Created on 16 Aug. 2023

Assess the quality of the AI-generated content by voting

Score: 0

Why do we need votes?

Votes are used to determine whether we need to re-run our summarizing tools. If the count reaches -10, our tools can be restarted.

The previous summary was created more than a year ago and can be re-run (if necessary) by clicking on the Run button below.

The license of this specific paper does not allow us to build upon its content and the summarizing tools will be run using the paper metadata rather than the full article. However, it still does a good job, and you can also try our tools on papers with more open licenses.

Similar papers summarized with our AI tools

Navigate through even more similar papers through a

tree representation

Look for similar papers (in beta version)
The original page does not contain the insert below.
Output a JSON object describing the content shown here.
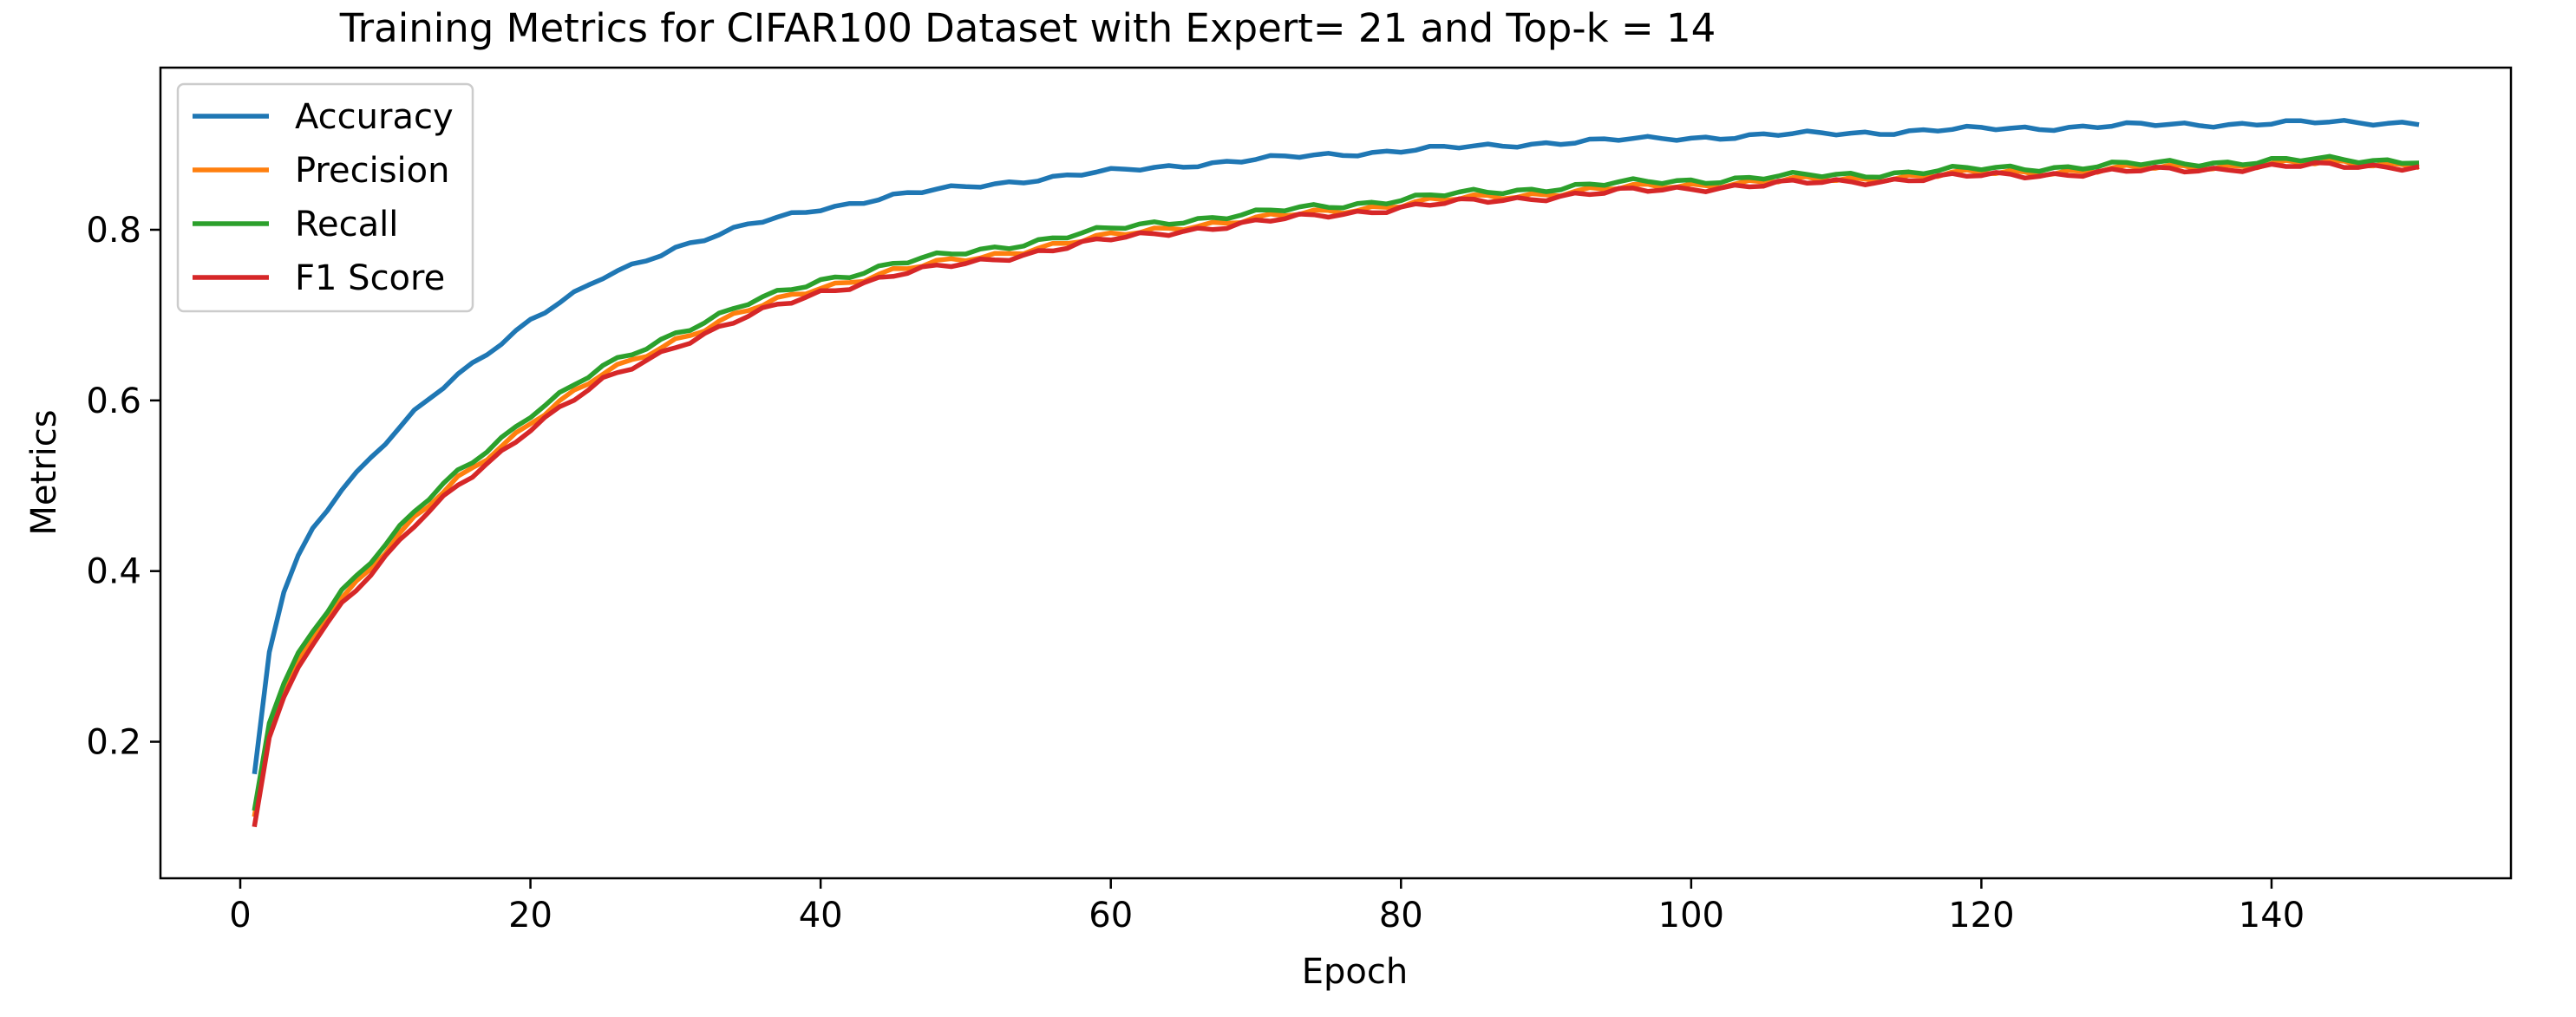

By clicking on the button above, our algorithm will scan all papers in our database to find the closest based on the contents of the full papers and not just on metadata. Please note that it only works for papers that we have generated summaries for and you can rerun it from time to time to get a more accurate result while our database grows.

Disclaimer: The AI-based summarization tool and virtual assistant provided on this website may not always provide accurate and complete summaries or responses. We encourage you to carefully review and evaluate the generated content to ensure its quality and relevance to your needs.